Even though stable genomic transformation of sporelings and thalli of Marchantia polymorpha is straightforward and efficient, numerous problems can arise during critical phases of the process such as efficient spore production, poor selection capacity of antibiotics or low transformation efficiency. It is therefore also desirable to establish quick methods not relying on stable transgenics to analyze the localization, interactions and functions of proteins of interest. The introduction of foreign DNA into living cells via biolistic mechanisms has been first reported roughly 30 years ago and has been commonly exploited in established plant model species such as Arabidopsis thaliana or Nicotiana benthamiana. Here, we report the fast and reliable transient biolistic transformation of Marchantia thallus epidermal cells using fluorescent protein fusions. We present a catalog of fluorescent markers which can be readily used for tagging of a variety of subcellular compartments. Moreover, we report the functionality of the bimolecular fluorescence complementation (BiFC) in M. polymorpha with the example of the p-body markers MpDCP1/2. Finally, we provide standard staining procedures for live cell imaging in M. polymorpha, applicable to visualize cell boundaries or cellular structures, to complement or support protein localizations and to understand how results gained by transient transformations can be embedded in cell architecture and dynamics. Taken together, we offer a set of easy and quick tools for experiments that aim at understanding subcellular localization, protein–protein interactions and thus functions of proteins of interest in the emerging early diverging land plant model M. polymorpha.

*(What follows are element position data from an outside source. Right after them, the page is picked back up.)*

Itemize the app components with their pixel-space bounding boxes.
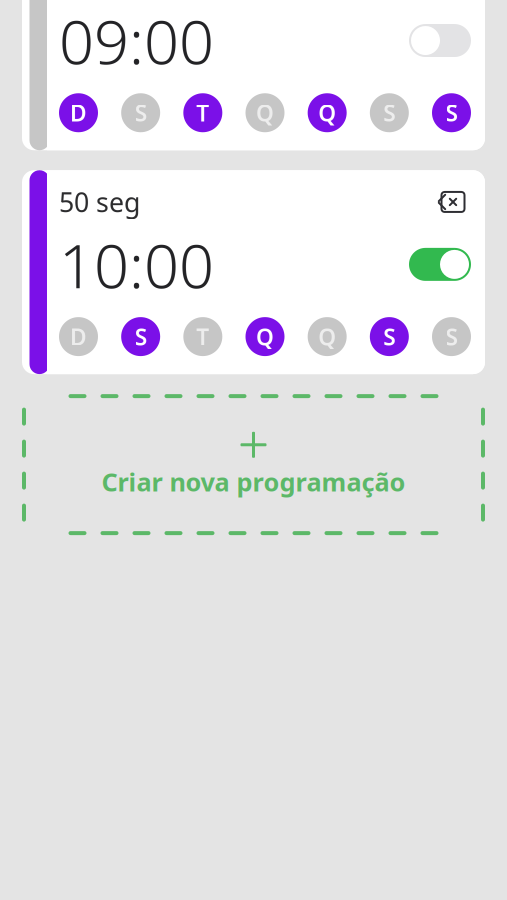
button[interactable]: Q [246,93,284,132]
staticText: Criar nova programação [102,465,406,498]
button[interactable]: D [59,317,98,356]
button[interactable]: S [121,93,160,132]
staticText: 50 seg [59,184,140,220]
staticText: Q [256,98,274,128]
staticText: D [70,322,87,352]
button[interactable]: S [121,317,160,356]
button[interactable]: S [370,317,409,356]
staticText: 10:00 [59,224,214,305]
staticText: S [383,322,395,352]
button[interactable]: Ativar programação [409,24,471,57]
button[interactable]: S [432,93,471,132]
staticText: Q [318,322,336,352]
staticText: Q [318,98,336,128]
button[interactable]: Q [308,93,347,132]
staticText: Q [256,322,274,352]
staticText: S [135,98,147,128]
button[interactable]: Excluir programação [429,186,471,218]
button[interactable]: T [183,93,222,132]
button[interactable]: T [183,317,222,356]
staticText: T [196,98,209,128]
button[interactable]: Q [308,317,347,356]
button[interactable]: Q [246,317,284,356]
button[interactable]: S [370,93,409,132]
staticText: T [196,322,209,352]
button[interactable]: Desativar programação [409,248,471,281]
staticText: S [446,98,458,128]
button[interactable]: D [59,93,98,132]
staticText: 09:00 [59,0,214,81]
staticText: D [70,98,87,128]
staticText: S [383,98,395,128]
staticText: S [135,322,147,352]
button[interactable]: Criar nova programação [22,394,485,535]
button[interactable]: S [432,317,471,356]
staticText: S [446,322,458,352]
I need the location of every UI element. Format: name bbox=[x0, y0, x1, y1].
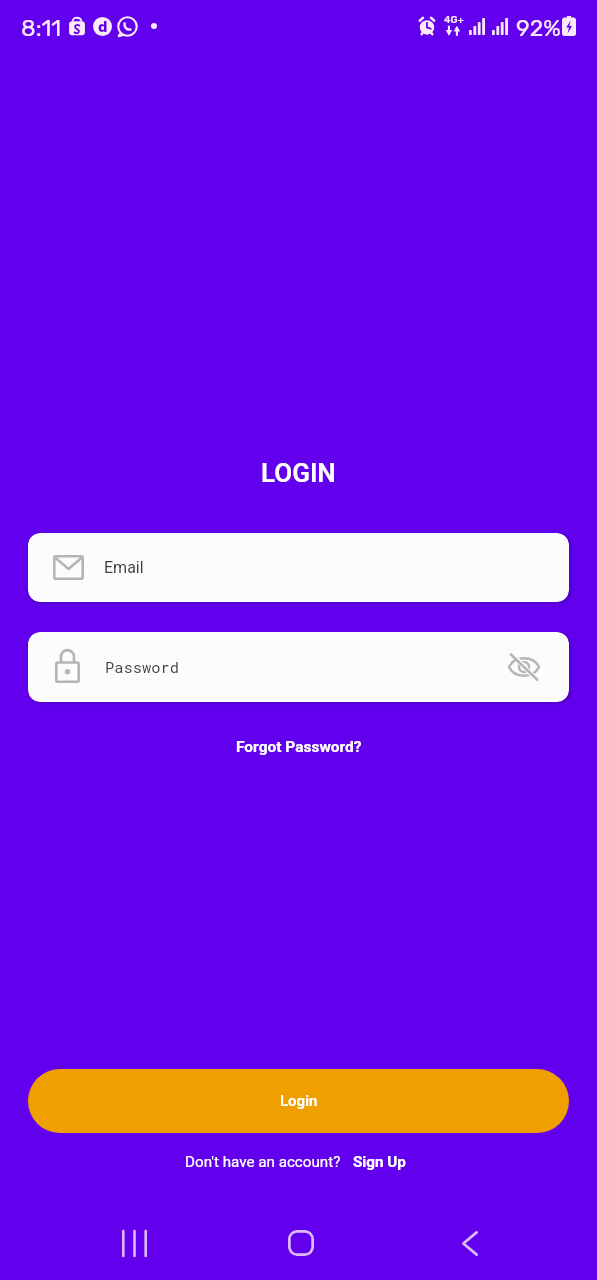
staticText: Email bbox=[104, 558, 144, 577]
button[interactable]: Email bbox=[28, 533, 569, 602]
button[interactable]: Password bbox=[28, 632, 569, 702]
staticText: Login bbox=[280, 1092, 318, 1110]
staticText: Password bbox=[105, 657, 179, 677]
staticText: 92% bbox=[516, 14, 561, 41]
staticText: 8:11 bbox=[21, 14, 62, 41]
staticText: Don't have an account? bbox=[185, 1153, 341, 1171]
button[interactable]: Login bbox=[28, 1069, 569, 1133]
button[interactable]: Sign Up bbox=[353, 1153, 406, 1171]
staticText: d bbox=[98, 18, 108, 36]
staticText: 4G+ bbox=[444, 14, 464, 26]
button[interactable]: Back bbox=[430, 1206, 510, 1280]
button[interactable]: Show password bbox=[498, 641, 550, 693]
staticText: Forgot Password? bbox=[236, 738, 362, 756]
staticText: LOGIN bbox=[261, 458, 336, 488]
button[interactable]: Recent apps bbox=[94, 1206, 174, 1280]
button[interactable]: Forgot Password? bbox=[230, 736, 368, 758]
staticText: Sign Up bbox=[353, 1153, 406, 1171]
button[interactable]: Home bbox=[261, 1206, 341, 1280]
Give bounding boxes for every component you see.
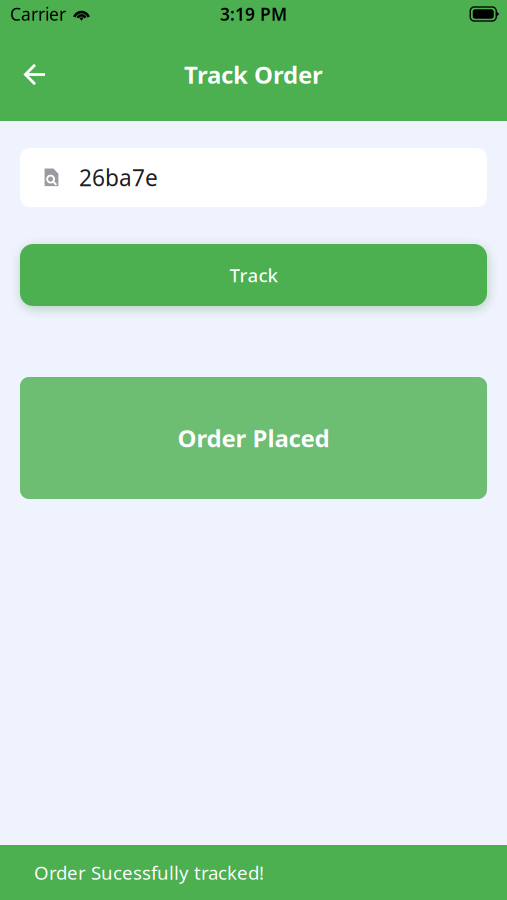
staticText: Carrier [10, 2, 66, 26]
button[interactable]: 26ba7e [0, 148, 507, 207]
staticText: Track [230, 263, 278, 287]
staticText: Order Placed [178, 422, 330, 454]
staticText: Order Sucessfully tracked! [34, 860, 264, 885]
staticText: 26ba7e [79, 162, 158, 192]
button[interactable]: Track [0, 244, 507, 306]
button[interactable]: Back [9, 48, 61, 100]
staticText: Track Order [184, 59, 323, 90]
staticText: 3:19 PM [220, 2, 287, 26]
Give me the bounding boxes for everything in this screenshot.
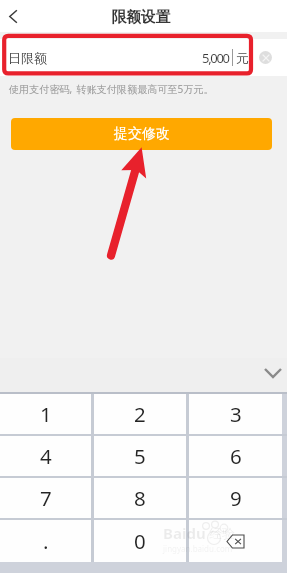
staticText: 日限额: [8, 50, 47, 66]
button[interactable]: Hide keyboard: [260, 360, 286, 386]
button[interactable]: .: [0, 520, 91, 562]
button[interactable]: 0: [94, 520, 186, 562]
staticText: 2: [134, 400, 146, 428]
staticText: .: [43, 527, 49, 555]
staticText: 9: [230, 484, 242, 512]
button[interactable]: 7: [0, 478, 91, 518]
staticText: 经验: [209, 525, 235, 541]
staticText: 1: [40, 400, 52, 428]
button[interactable]: Backspace: [189, 520, 282, 562]
button[interactable]: 5: [94, 436, 186, 476]
staticText: jingyan.baidu.com: [163, 543, 233, 554]
button[interactable]: 3: [189, 394, 282, 434]
button[interactable]: 1: [0, 394, 91, 434]
staticText: 使用支付密码, 转账支付限额最高可至5万元。: [9, 82, 214, 96]
button[interactable]: 6: [189, 436, 282, 476]
staticText: 6: [230, 442, 242, 470]
staticText: 提交修改: [114, 125, 170, 143]
staticText: 0: [134, 527, 146, 555]
staticText: Baidu: [163, 523, 206, 543]
staticText: 限额设置: [111, 8, 171, 27]
staticText: 4: [40, 442, 52, 470]
staticText: 5,000: [202, 49, 229, 67]
button[interactable]: 8: [94, 478, 186, 518]
button[interactable]: 2: [94, 394, 186, 434]
button[interactable]: Clear: [259, 51, 272, 64]
staticText: 元: [236, 50, 249, 66]
button[interactable]: 9: [189, 478, 282, 518]
button[interactable]: 提交修改: [11, 118, 272, 150]
staticText: 5: [134, 442, 146, 470]
button[interactable]: Back: [0, 0, 26, 32]
staticText: 3: [230, 400, 242, 428]
staticText: 7: [40, 484, 52, 512]
button[interactable]: 4: [0, 436, 91, 476]
staticText: 8: [134, 484, 146, 512]
other: Backspace: [227, 535, 244, 548]
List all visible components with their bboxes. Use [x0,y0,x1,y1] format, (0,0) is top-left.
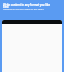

尽管孢子体和菌体的基因组稳定转化地钱虽然简单且高效，但在该过程的关键阶段可能会出现许多问题，例如有效的孢子产生、抗生素的选择能力差或转化效率低。因此，还需要建立不依赖于稳定转基因的快速方法来分析感兴趣蛋白质的定位、相互作用和功能。大约 30 年前首次报道了通过生物射弹机制将外源 DNA 引入活细胞，并且已在已建立的植物模型物种中得到普遍利用，例如拟南芥或者本塞姆氏烟草。在这里，我们报告了使用荧光蛋白融合对地钱菌体表皮细胞进行快速、可靠的瞬时基因枪转化。我们提供了一系列荧光标记物，可轻松用于标记各种亚细胞区室。此外，我们报告了双分子荧光互补（BiFC）在地钱以 p 体标记 MpDCP1/2 为例。最后，我们提供活细胞成像的标准染色程序地钱，适用于可视化细胞边界或细胞结构，补充或支持蛋白质定位，并了解如何将瞬时转化获得的结果嵌入到细胞结构和动力学中。总而言之，我们提供了一套简单快捷的实验工具，旨在了解亚细胞定位、蛋白质-蛋白质相互作用，从而了解新兴早期分化陆地植物模型中感兴趣的蛋白质的功能地钱。